The outcome is that no matter how exasperated we are, we can't seem to affect things. The latest CNN poll numbers as this is being written, for example, indicate that more than sixty percent of Americans disapprove of the war in Iraq, a number that one would never guess from the lack of political activity against it. We've turned the matter over to the government, and without a citizen draft or an immediate tax bill for the war, we seem divorced from the issue even if most of us have an opinion. We just trade barbs in the blogosphere and give negative performance ratings to both Congress and the president. We ("the people") no longer remember the ideal of a social contract, no longer quicken to the idea that the government actually belongs to us.

For Jefferson's idealism and Hamilton's realism to work for us now, we first have to remember what they were. Then recall that we overwhelmingly do agree on the basics of the social contract.
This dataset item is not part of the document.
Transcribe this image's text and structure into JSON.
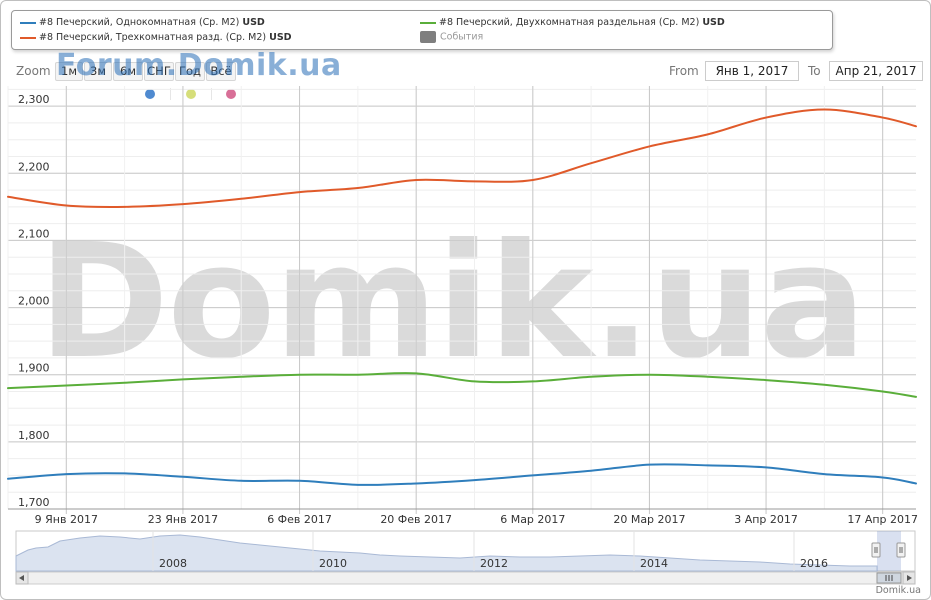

All our noisy arguments are tempests in Locke's teapot. Let's consciously re-enact the social contract, awakening to the principle that government is nothing more than us, using powers we confer and that we can direct, modify, increase, or take back. Franklin D. Roosevelt, a president who wielded government action with great gusto, said, "Let us never forget that government is ourselves and not an alien power over us. The ultimate rulers of our democracy are not a president and senators and congressmen and government officials, but the voters of this country."

The back-to-political-basics debate boils down to two questions. First, what is it we want our government to do for us? Specifically, are there things it must do other than just protect life, liberty, and property? Second, what parts of our life, liberty, and property are we willing to give up to support such a government? Take a few moments to make simple lists of things you think government should do and what sacrifices you would be willing to make in return. Compare your list with someone else's. See if the two of you can come to consensus about these fundamentals. Do it in a group, over coffee. Spread across three hundred million Americans, the debate on this would be acrimonious and heated, but it would engage the real issues and perhaps get us somewhere.

What we cannot do safely is let things drift as the gulf between the government and the governed continues growing. Though it's funny to recall the old punch line, "I don't vote because it only encourages them," in truth, frustrated detachment is a losing strategy.

Things hang in the balance. Educator Robert M. Hutchins warned, "The death of democracy is not likely to be an assassination from ambush. It will be a slow extinction from apathy, indifference, and undernourishment." And, he might have added, ignorance of its principles. But Common Cause's John Gardner offers an alternative vision: "The citizen can bring our political and governmental institutions back to life, make them responsive and accountable, and keep them honest." Then he reminds us, "No one else can."